CHRONIQUE • LES CLASSIQUES DE LA MUSIQUE — La troisième symphonie de Beethoven, une de ses plus grandes œuvres, développe autant d’atmosphères différentes que de mystères. Par CHRISTIAN DAGUERRE

L‘admiration qu’avait Ludwig van Beethoven (1770-1827) pour Napoléon Bonaparte l’amène à lui dédier sa troisième symphonie, qu’il écrivit de 1802 à 1804. À tel point qu’il lui donna le nom de « Bonaparte » — chose très rare à l’époque pour un compositeur que de nommer lui-même son œuvre. Mais, c’était sans compter le jour où le consul se sacra lui-même empereur Napoléon Ier. Partisan convaincu de la République, Beethoven arracha la première page de sa symphonie pour la rebaptiser « Eroica ».
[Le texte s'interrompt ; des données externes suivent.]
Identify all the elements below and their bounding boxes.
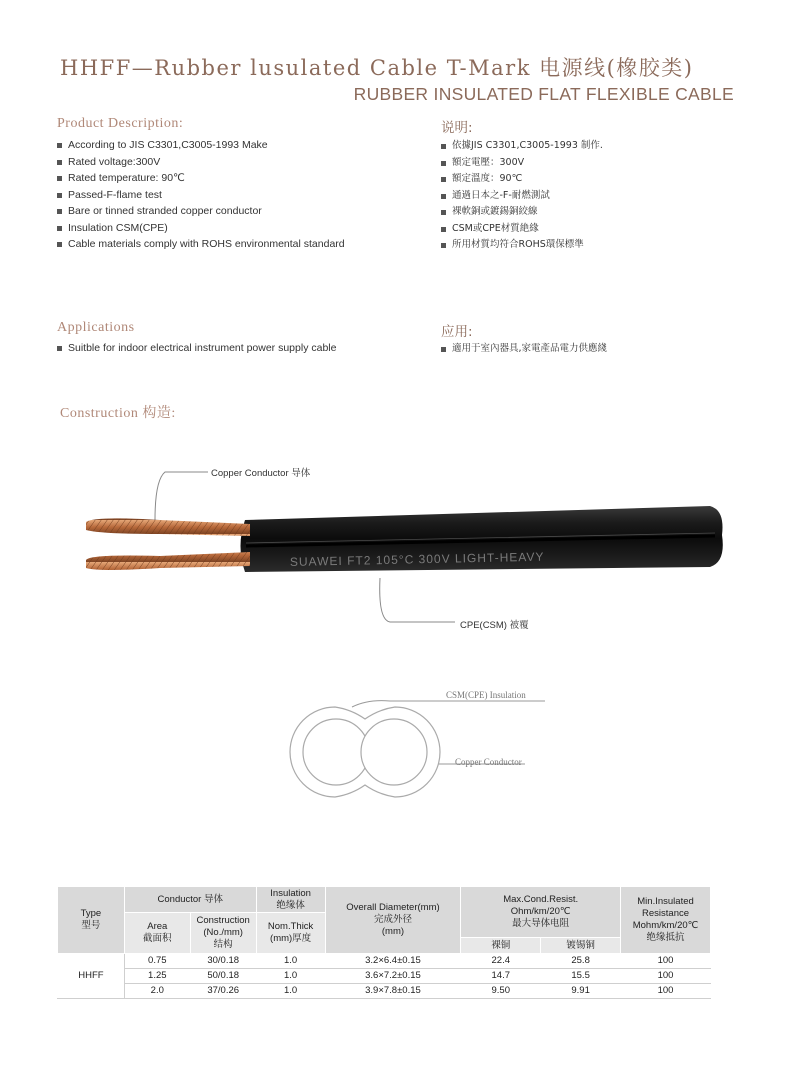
description-item-en: Rated temperature: 90℃ — [56, 170, 345, 187]
cell-thick: 1.0 — [256, 954, 325, 969]
cable-illustration — [60, 450, 760, 650]
conductor-leader-line — [155, 472, 208, 520]
header-insulation-resistance: Min.Insulated Resistance Mohm/km/20℃ 绝缘抵抗 — [621, 887, 711, 954]
header-insulation: Insulation 绝缘体 — [256, 887, 325, 913]
copper-conductor-upper — [86, 518, 250, 536]
cell-bare: 14.7 — [461, 969, 541, 984]
description-list-en — [56, 137, 345, 253]
conductor-right — [361, 719, 427, 785]
cell-construction: 30/0.18 — [190, 954, 256, 969]
cross-section-diagram — [280, 685, 580, 810]
description-item-en: Cable materials comply with ROHS environmental standard — [56, 236, 345, 253]
cell-area: 0.75 — [124, 954, 190, 969]
table-row — [58, 984, 711, 999]
table-row — [58, 954, 711, 969]
label-copper-conductor: Copper Conductor 导体 — [211, 468, 311, 479]
header-type: Type 型号 — [58, 887, 125, 954]
description-item-cn: 通過日本之-F-耐燃測試 — [440, 188, 603, 205]
description-item-en: Bare or tinned stranded copper conductor — [56, 203, 345, 220]
cell-diameter: 3.2×6.4±0.15 — [325, 954, 461, 969]
cell-tinned: 25.8 — [541, 954, 621, 969]
cell-tinned: 9.91 — [541, 984, 621, 999]
description-item-cn: CSM或CPE材質絶緣 — [440, 221, 603, 238]
application-item-en: Suitble for indoor electrical instrument power supply cable — [56, 340, 336, 357]
description-item-cn: 依據JIS C3301,C3005-1993 制作. — [440, 138, 603, 155]
cell-construction: 50/0.18 — [190, 969, 256, 984]
description-item-cn: 裸軟銅或鍍錫銅絞線 — [440, 204, 603, 221]
label-insulation: CSM(CPE) Insulation — [446, 690, 526, 700]
description-heading-cn: 说明: — [441, 120, 473, 136]
cell-thick: 1.0 — [256, 984, 325, 999]
header-bare-copper: 裸铜 — [461, 938, 541, 954]
cell-insres: 100 — [621, 954, 711, 969]
cell-construction: 37/0.26 — [190, 984, 256, 999]
description-list-cn — [440, 138, 603, 254]
cell-thick: 1.0 — [256, 969, 325, 984]
cell-bare: 9.50 — [461, 984, 541, 999]
description-item-cn: 所用材質均符合ROHS環保標準 — [440, 237, 603, 254]
applications-heading-en: Applications — [57, 320, 135, 335]
insulation-leader-line — [352, 701, 545, 707]
header-diameter: Overall Diameter(mm) 完成外径 (mm) — [325, 887, 461, 954]
spec-table — [57, 886, 711, 999]
description-item-en: Rated voltage:300V — [56, 154, 345, 171]
conductor-left — [303, 719, 369, 785]
header-resistance: Max.Cond.Resist. Ohm/km/20℃ 最大导体电阻 — [461, 887, 621, 938]
construction-heading: Construction 构造: — [60, 406, 176, 421]
copper-conductor-lower — [86, 552, 250, 570]
cell-area: 1.25 — [124, 969, 190, 984]
header-nom-thick: Nom.Thick (mm)厚度 — [256, 913, 325, 954]
applications-list-en — [56, 340, 336, 357]
cell-area: 2.0 — [124, 984, 190, 999]
header-area: Area 截面积 — [124, 913, 190, 954]
cell-tinned: 15.5 — [541, 969, 621, 984]
description-heading-en: Product Description: — [57, 116, 184, 131]
application-item-cn: 適用于室內器具,家電產品電力供應綫 — [440, 341, 607, 358]
description-item-cn: 額定電壓：300V — [440, 155, 603, 172]
header-construction: Construction (No./mm) 结构 — [190, 913, 256, 954]
cable-print-text: SUAWEI FT2 105°C 300V LIGHT-HEAVY — [289, 549, 545, 569]
page-title: HHFF—Rubber lusulated Cable T-Mark 电源线(橡胶类) — [60, 56, 694, 80]
cell-diameter: 3.6×7.2±0.15 — [325, 969, 461, 984]
description-item-en: According to JIS C3301,C3005-1993 Make — [56, 137, 345, 154]
label-cpe-sheath: CPE(CSM) 被覆 — [460, 620, 529, 631]
applications-list-cn — [440, 341, 607, 358]
description-item-cn: 額定溫度：90℃ — [440, 171, 603, 188]
header-conductor: Conductor 导体 — [124, 887, 256, 913]
table-row — [58, 969, 711, 984]
cell-type: HHFF — [58, 954, 125, 999]
cell-bare: 22.4 — [461, 954, 541, 969]
page-subtitle: RUBBER INSULATED FLAT FLEXIBLE CABLE — [353, 84, 734, 104]
cell-diameter: 3.9×7.8±0.15 — [325, 984, 461, 999]
header-tinned-copper: 镀锡铜 — [541, 938, 621, 954]
applications-heading-cn: 应用: — [441, 324, 473, 340]
sheath-leader-line — [380, 578, 455, 622]
description-item-en: Passed-F-flame test — [56, 187, 345, 204]
cell-insres: 100 — [621, 984, 711, 999]
cell-insres: 100 — [621, 969, 711, 984]
description-item-en: Insulation CSM(CPE) — [56, 220, 345, 237]
label-diagram-conductor: Copper Conductor — [455, 757, 522, 767]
Héroïque, la première partie l’est effectivement. Les deux premiers accords assénés par tout l’orchestre, son premier thème allant crescendo des violoncelles jusqu’au tutti de l’orchestre, la présence de trois cors au lieu de deux habituellement, ses rythmes décalés et son thème repris par les trompettes en guise de conclusion. Elle est un concentré d’éclats brillants et de péripéties haletant jusqu’au point d’orgue final.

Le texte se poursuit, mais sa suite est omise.